Taittiriya Upanishad Bhashya Vartika

by R. Balasubramanian | 151,292 words | ISBN-10: 8185208115 | ISBN-13: 9788185208114

The English translation of Sureshvara’s Taittiriya Vartika, which is a commentary on Shankara’s Bhashya on the Taittiriya Upanishad. Taittiriya Vartika contains a further explanation of the words of Shankara-Acharya, the famous commentator who wrote many texts belonging to Advaita-Vedanta. Sureshvaracharya was his direct disciple and lived in the 9...

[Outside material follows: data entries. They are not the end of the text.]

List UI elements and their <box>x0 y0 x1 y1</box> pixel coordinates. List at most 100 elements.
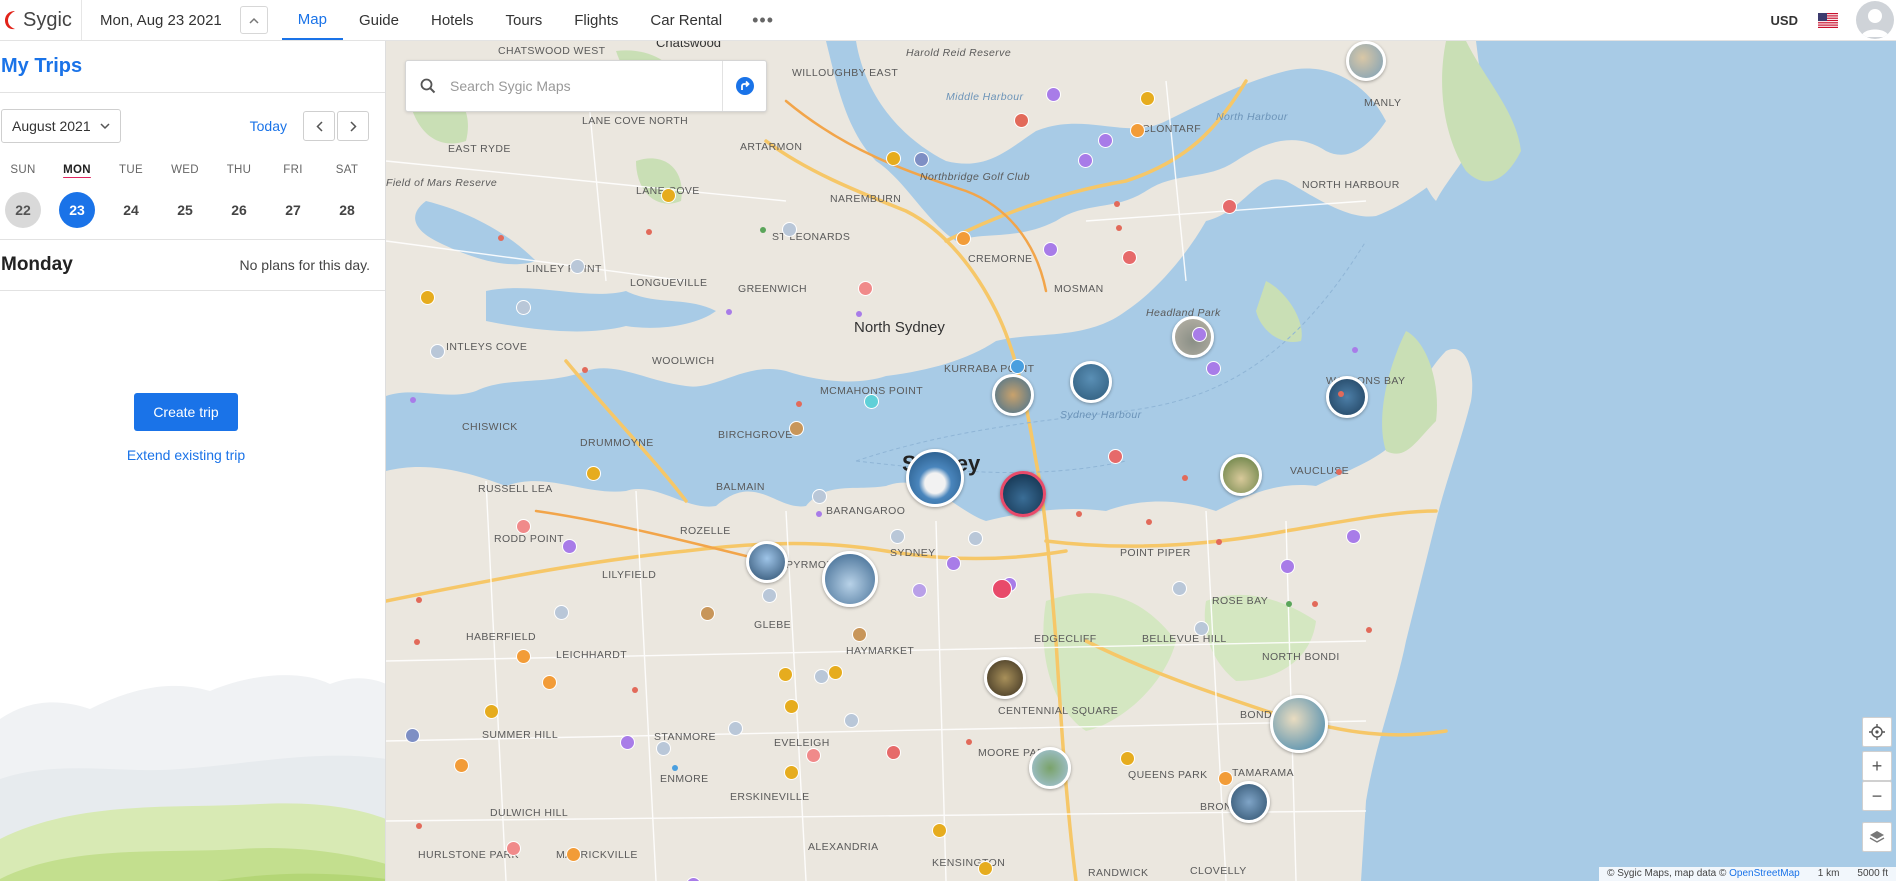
pin-marker[interactable] <box>762 588 777 603</box>
attraction-photo-marker[interactable] <box>1070 361 1112 403</box>
sydney-opera-house-marker[interactable] <box>906 449 964 507</box>
map-layers-button[interactable] <box>1862 822 1892 852</box>
month-select[interactable]: August 2021 <box>1 109 121 143</box>
pin-marker[interactable] <box>814 669 829 684</box>
pin-marker[interactable] <box>1280 559 1295 574</box>
search-input[interactable] <box>450 66 720 106</box>
pin-marker[interactable] <box>1194 621 1209 636</box>
brand-logo[interactable]: Sygic <box>0 0 82 40</box>
pin-marker[interactable] <box>1014 113 1029 128</box>
attraction-photo-marker[interactable] <box>1326 376 1368 418</box>
attraction-photo-marker[interactable] <box>822 551 878 607</box>
attraction-photo-marker[interactable] <box>1220 454 1262 496</box>
day-button-selected[interactable]: 23 <box>59 192 95 228</box>
pin-marker[interactable] <box>778 667 793 682</box>
pin-marker[interactable] <box>978 861 993 876</box>
extend-trip-link-text[interactable]: Extend existing trip <box>127 447 245 463</box>
pin-marker[interactable] <box>1172 581 1187 596</box>
chevron-up-icon[interactable] <box>239 6 268 34</box>
pin-marker[interactable] <box>1346 529 1361 544</box>
pin-marker[interactable] <box>858 281 873 296</box>
attraction-photo-marker[interactable] <box>746 541 788 583</box>
pin-marker[interactable] <box>946 556 961 571</box>
pin-marker[interactable] <box>566 847 581 862</box>
us-flag-icon[interactable] <box>1818 12 1838 28</box>
pin-marker[interactable] <box>484 704 499 719</box>
more-icon[interactable]: ••• <box>738 0 788 40</box>
directions-button[interactable] <box>722 61 766 111</box>
pin-marker[interactable] <box>562 539 577 554</box>
nav-flights[interactable]: Flights <box>558 0 634 40</box>
pin-marker[interactable] <box>542 675 557 690</box>
pin-marker[interactable] <box>405 728 420 743</box>
pin-marker[interactable] <box>656 741 671 756</box>
pin-marker[interactable] <box>1222 199 1237 214</box>
pin-marker[interactable] <box>812 489 827 504</box>
trip-date[interactable]: Mon, Aug 23 2021 <box>82 0 240 40</box>
pin-marker[interactable] <box>1108 449 1123 464</box>
currency-selector[interactable]: USD <box>1771 13 1798 28</box>
pin-marker[interactable] <box>956 231 971 246</box>
bondi-beach-marker[interactable] <box>1270 695 1328 753</box>
attraction-photo-marker[interactable] <box>1346 41 1386 81</box>
day-button[interactable]: 27 <box>275 192 311 228</box>
pin-marker[interactable] <box>570 259 585 274</box>
pin-marker[interactable] <box>1140 91 1155 106</box>
create-trip-button[interactable]: Create trip <box>134 393 238 431</box>
pin-marker[interactable] <box>992 579 1012 599</box>
pin-marker[interactable] <box>784 699 799 714</box>
prev-week-button[interactable] <box>303 111 335 141</box>
next-week-button[interactable] <box>337 111 369 141</box>
pin-marker[interactable] <box>1130 123 1145 138</box>
pin-marker[interactable] <box>661 188 676 203</box>
day-button[interactable]: 22 <box>5 192 41 228</box>
osm-link[interactable]: OpenStreetMap <box>1729 868 1800 879</box>
pin-marker[interactable] <box>864 394 879 409</box>
pin-marker[interactable] <box>886 151 901 166</box>
pin-marker[interactable] <box>454 758 469 773</box>
nav-tours[interactable]: Tours <box>490 0 559 40</box>
pin-marker[interactable] <box>1206 361 1221 376</box>
today-button[interactable]: Today <box>250 118 287 134</box>
attraction-photo-marker[interactable] <box>1228 781 1270 823</box>
pin-marker[interactable] <box>968 531 983 546</box>
pin-marker[interactable] <box>914 152 929 167</box>
nav-hotels[interactable]: Hotels <box>415 0 490 40</box>
attraction-photo-marker[interactable] <box>1000 471 1046 517</box>
pin-marker[interactable] <box>1046 87 1061 102</box>
day-button[interactable]: 26 <box>221 192 257 228</box>
nav-map[interactable]: Map <box>281 0 343 40</box>
pin-marker[interactable] <box>620 735 635 750</box>
pin-marker[interactable] <box>782 222 797 237</box>
pin-marker[interactable] <box>420 290 435 305</box>
pin-marker[interactable] <box>932 823 947 838</box>
pin-marker[interactable] <box>852 627 867 642</box>
pin-marker[interactable] <box>516 519 531 534</box>
attraction-photo-marker[interactable] <box>1029 747 1071 789</box>
pin-marker[interactable] <box>828 665 843 680</box>
nav-car-rental[interactable]: Car Rental <box>634 0 738 40</box>
day-button[interactable]: 25 <box>167 192 203 228</box>
nav-guide[interactable]: Guide <box>343 0 415 40</box>
pin-marker[interactable] <box>1120 751 1135 766</box>
pin-marker[interactable] <box>784 765 799 780</box>
attraction-photo-marker[interactable] <box>984 657 1026 699</box>
pin-marker[interactable] <box>1218 771 1233 786</box>
pin-marker[interactable] <box>1098 133 1113 148</box>
attraction-photo-marker[interactable] <box>992 374 1034 416</box>
map-view[interactable]: CHATSWOOD WEST Chatswood Harold Reid Res… <box>386 41 1896 881</box>
locate-button[interactable] <box>1862 717 1892 747</box>
pin-marker[interactable] <box>789 421 804 436</box>
day-button[interactable]: 24 <box>113 192 149 228</box>
pin-marker[interactable] <box>516 649 531 664</box>
pin-marker[interactable] <box>1122 250 1137 265</box>
pin-marker[interactable] <box>728 721 743 736</box>
pin-marker[interactable] <box>1078 153 1093 168</box>
zoom-out-button[interactable]: − <box>1862 781 1892 811</box>
day-button[interactable]: 28 <box>329 192 365 228</box>
pin-marker[interactable] <box>1043 242 1058 257</box>
pin-marker[interactable] <box>506 841 521 856</box>
zoom-in-button[interactable]: + <box>1862 751 1892 781</box>
pin-marker[interactable] <box>912 583 927 598</box>
pin-marker[interactable] <box>1010 359 1025 374</box>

Sanskrit text and transliteration:

ध्रुवः सन्कुरुते कार्यमयस्कान्तो मणिर्यथा ।
कारणत्वं भवेदेवं कुर्वतोऽतिशयः कुतः ॥ ३७० ॥

dhruvaḥ sankurute kāryamayaskānto maṇiryathā |
kāraṇatvaṃ bhavedevaṃ kurvato'tiśayaḥ kutaḥ || 370 ||

English translation of verse 2.370:

Just as a magnet, remaining immutable, can produce an effect, so also Brahman (though immutable) may be the cause. If the cause be ever active, where is room for anything new?

Notes:

It may be argued that Brahman which is immutable cannot be the cause of the world, for a cause must undergo modification, and what is immutable cannot be a cause. Clay, for instance, gives rise to a pot only through the modification of its state. Again, a seed is the cause of the sprout only through the transformation which it undergoes. If Brahman is immutable (kūṭastha), it cannot be the cause of the world.

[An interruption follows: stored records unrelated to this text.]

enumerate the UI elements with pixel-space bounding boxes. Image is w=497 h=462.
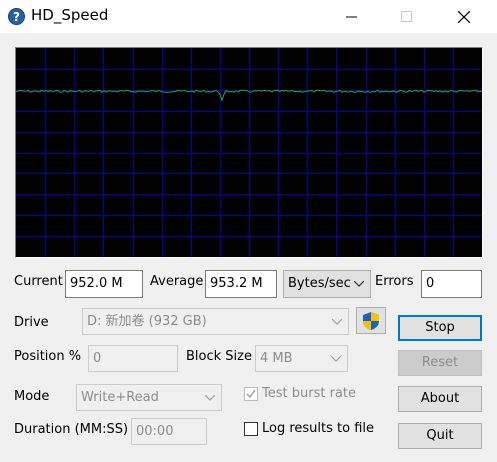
quit-button[interactable]: Quit: [398, 423, 482, 449]
position-field[interactable]: 0: [88, 345, 178, 372]
speed-graph: [15, 47, 483, 258]
minimize-icon: [345, 16, 357, 18]
units-select-value: Bytes/sec: [288, 276, 351, 291]
log-results-checkbox[interactable]: [244, 422, 258, 436]
current-speed-field[interactable]: 952.0 M: [65, 270, 143, 298]
window-title: HD_Speed: [31, 6, 109, 24]
mode-select[interactable]: Write+Read: [76, 384, 222, 411]
test-burst-checkbox[interactable]: [244, 387, 258, 401]
block-size-select[interactable]: 4 MB: [255, 345, 348, 372]
errors-field[interactable]: 0: [421, 270, 482, 298]
chevron-down-icon: [331, 346, 341, 371]
log-results-label: Log results to file: [262, 421, 375, 436]
errors-label: Errors: [375, 274, 414, 289]
drive-select[interactable]: D: 新加卷 (932 GB): [82, 308, 349, 335]
checkmark-icon: [246, 389, 256, 399]
average-label: Average: [150, 274, 204, 289]
position-label: Position %: [14, 349, 82, 364]
about-button[interactable]: About: [398, 386, 482, 412]
duration-field[interactable]: 00:00: [131, 418, 207, 445]
close-button[interactable]: [441, 0, 487, 33]
duration-label: Duration (MM:SS): [14, 422, 129, 437]
uac-shield-button[interactable]: [356, 307, 386, 334]
block-size-select-value: 4 MB: [260, 351, 293, 366]
current-label: Current: [14, 274, 63, 289]
chevron-down-icon: [205, 385, 215, 410]
mode-select-value: Write+Read: [81, 390, 159, 405]
maximize-button: [383, 0, 429, 33]
block-size-label: Block Size: [186, 349, 252, 364]
test-burst-label: Test burst rate: [262, 386, 356, 401]
speed-graph-canvas: [16, 48, 482, 257]
drive-select-value: D: 新加卷 (932 GB): [87, 314, 207, 329]
question-icon: ?: [8, 8, 25, 25]
units-select[interactable]: Bytes/sec: [283, 270, 371, 298]
minimize-button[interactable]: [328, 0, 374, 33]
chevron-down-icon: [332, 309, 342, 334]
average-speed-field[interactable]: 953.2 M: [205, 270, 277, 298]
mode-label: Mode: [14, 389, 50, 404]
shield-icon: [363, 312, 379, 330]
chevron-down-icon: [354, 271, 364, 297]
drive-label: Drive: [14, 315, 49, 330]
reset-button[interactable]: Reset: [398, 350, 482, 376]
maximize-icon: [400, 11, 412, 22]
stop-button[interactable]: Stop: [398, 315, 482, 341]
close-icon: [458, 10, 470, 23]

This argument is untenable. Consider the case of a piece of magnet which is the cause of the movement of the iron filings, though it remains all the time immutable. Similarly Brahman, though immutable, may nevertheless be the cause of the world.

A thing which is immutable, it may be urged by the critic, cannot be the cause. A cause is that which is fit enough to do an action; and an object which is professedly immutable cannot be a cause. So, what is active and thereby brings about an effect cannot be immutable, and what is immutable cannot be a cause.

This argument will not do. Is it the case that the cause is ever active and brings about the effect all the time? If the cause is ever active (sadākurvaccetkāraṇam), then it is of the same nature for ever; and what remains the same for ever is, indeed, immutable. Thus a thing which is immutable must be said to be a cause. Further, if the cause of the world is ever active, there must be creation all the time with the result that there cannot be any such thing as dissolution. If. on the contrary, it be said that a cause is active only on particular occasions (kadācitkurvaccetkāraṇam), even then what is inactive or immutable is the cause, for it is admitted that it must have been inactive or immutable before it became active. The state of inactivity must have preceded the state of activity. The former is the cause of the latter, it follows, therefore, that what is immutable or inactive is the cause. If so. Brahman which is immutable can be the cause of the world.